2023 Knox (Knox goes away)

Et ainsi se termine mon Marathon Pacino (du moins tant qu’un autre film avec Al ne sortira pas, plusieurs étant en attente sur sa fiche Wikipédia) : nous sommes en septembre 2024, cela m’aura donc pris dix-huit mois (si l’on excepte un mois de vacances en été 2023 et un autre en été 2024) pour voir les 62 films avec Al et écrire à leur sujet… Plus précisément : neuf films des années 70, cinq des années 80, dix-sept des années 90, onze des années 2000, douze des années 2010, trois pour le moment dans les années 2020, trois téléfilms, une mini-série, et une série de deux saisons.

Comme pour Salomé et Wilde Salomé, dont je sors tout juste, la distribution de ce film n’est pas simple : tourné fin 2022, il n’est sorti aux Etats-Unis qu’en mars 2024, et a été visible (sur le marché américain) en Blu-ray trois semaines plus tard, et sur trois plateformes Internet un mois après.
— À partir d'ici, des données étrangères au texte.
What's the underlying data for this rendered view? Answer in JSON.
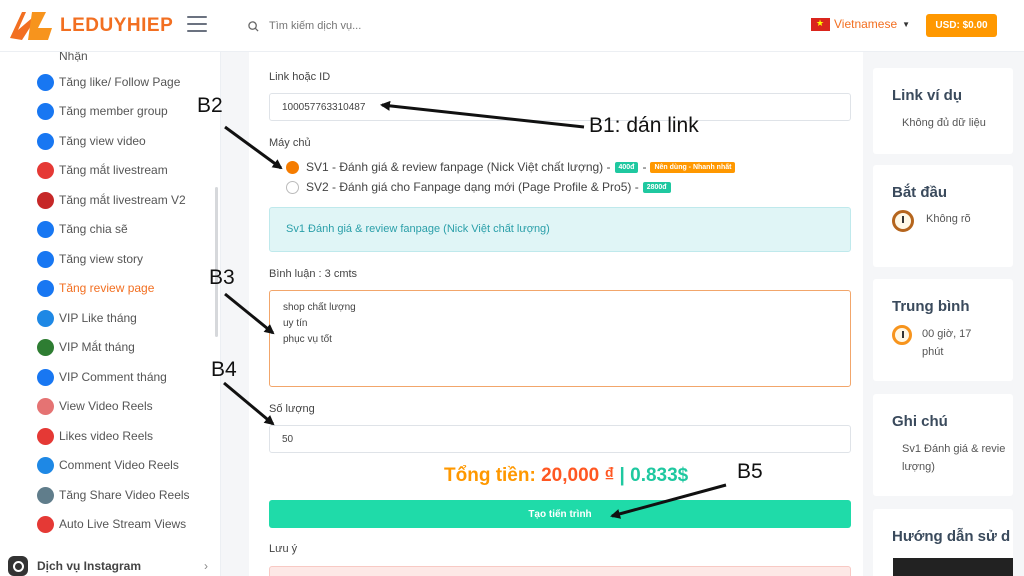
{
  "header": {
    "logo_text": "LEDUYHIEP",
    "search_placeholder": "Tìm kiếm dịch vụ...",
    "language": "Vietnamese",
    "balance_button": "USD: $0.00"
  },
  "sidebar": {
    "items": [
      {
        "label": "Nhận",
        "icon": "partial-icon",
        "color": "#9aa"
      },
      {
        "label": "Tăng like/ Follow Page",
        "icon": "flag-icon",
        "color": "#1877f2"
      },
      {
        "label": "Tăng member group",
        "icon": "group-icon",
        "color": "#1877f2"
      },
      {
        "label": "Tăng view video",
        "icon": "play-icon",
        "color": "#1877f2"
      },
      {
        "label": "Tăng mắt livestream",
        "icon": "live-icon",
        "color": "#e53935"
      },
      {
        "label": "Tăng mắt livestream V2",
        "icon": "eye-icon",
        "color": "#c62828"
      },
      {
        "label": "Tăng chia sẽ",
        "icon": "share-icon",
        "color": "#1877f2"
      },
      {
        "label": "Tăng view story",
        "icon": "heart-icon",
        "color": "#1877f2"
      },
      {
        "label": "Tăng review page",
        "icon": "palette-icon",
        "color": "#1877f2",
        "active": true
      },
      {
        "label": "VIP Like tháng",
        "icon": "clock-icon",
        "color": "#1e88e5"
      },
      {
        "label": "VIP Mắt tháng",
        "icon": "eye-icon",
        "color": "#2e7d32"
      },
      {
        "label": "VIP Comment tháng",
        "icon": "comment-icon",
        "color": "#1877f2"
      },
      {
        "label": "View Video Reels",
        "icon": "reels-icon",
        "color": "#e57373"
      },
      {
        "label": "Likes video Reels",
        "icon": "thumb-icon",
        "color": "#e53935"
      },
      {
        "label": "Comment Video Reels",
        "icon": "comment-reels-icon",
        "color": "#1e88e5"
      },
      {
        "label": "Tăng Share Video Reels",
        "icon": "share-reels-icon",
        "color": "#607d8b"
      },
      {
        "label": "Auto Live Stream Views",
        "icon": "live-views-icon",
        "color": "#e53935"
      }
    ],
    "section": "Dịch vụ Instagram"
  },
  "form": {
    "link_label": "Link hoặc ID",
    "link_value": "100057763310487",
    "server_label": "Máy chủ",
    "servers": [
      {
        "text": "SV1 - Đánh giá & review fanpage (Nick Việt chất lượng) -",
        "price": "400đ",
        "extra": "Nên dùng - Nhanh nhất",
        "checked": true
      },
      {
        "text": "SV2 - Đánh giá cho Fanpage dạng mới (Page Profile & Pro5) -",
        "price": "2800đ",
        "checked": false
      }
    ],
    "info": "Sv1 Đánh giá & review fanpage (Nick Việt chất lượng)",
    "comment_label": "Bình luận : 3 cmts",
    "comments": [
      "shop chất lượng",
      "uy tín",
      "phục vụ tốt"
    ],
    "quantity_label": "Số lượng",
    "quantity_value": "50",
    "total_label": "Tổng tiền:",
    "total_vnd": "20,000 ₫",
    "total_sep": "|",
    "total_usd": "0.833$",
    "submit": "Tạo tiến trình",
    "note_label": "Lưu ý"
  },
  "right": {
    "example_title": "Link ví dụ",
    "example_body": "Không đủ dữ liệu",
    "start_title": "Bắt đầu",
    "start_body": "Không rõ",
    "avg_title": "Trung bình",
    "avg_body_1": "00 giờ, 17",
    "avg_body_2": "phút",
    "note_title": "Ghi chú",
    "note_body_1": "Sv1 Đánh giá & revie",
    "note_body_2": "lượng)",
    "guide_title": "Hướng dẫn sử d"
  },
  "annotations": {
    "b1": "B1: dán link",
    "b2": "B2",
    "b3": "B3",
    "b4": "B4",
    "b5": "B5"
  },
  "colors": {
    "brand": "#f26f21",
    "accent_green": "#1fdba9",
    "orange": "#ff9800"
  }
}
Autant dire qu’il n’a pas marché en salle, et il n’est pour le moment qu’à 461 000 dollars de recettes sur le plan mondial, ce qui n’est sûrement pas une bonne nouvelle pour les producteurs.

En France, il est enfin sur Prime Video depuis août 2024 (je dis « enfin » parce qu’il a longtemps végété dans la filmographie d’Al sur Wikipédia sans pouvoir être vu), et le DVD pourra être acheté à partir de novembre 2024.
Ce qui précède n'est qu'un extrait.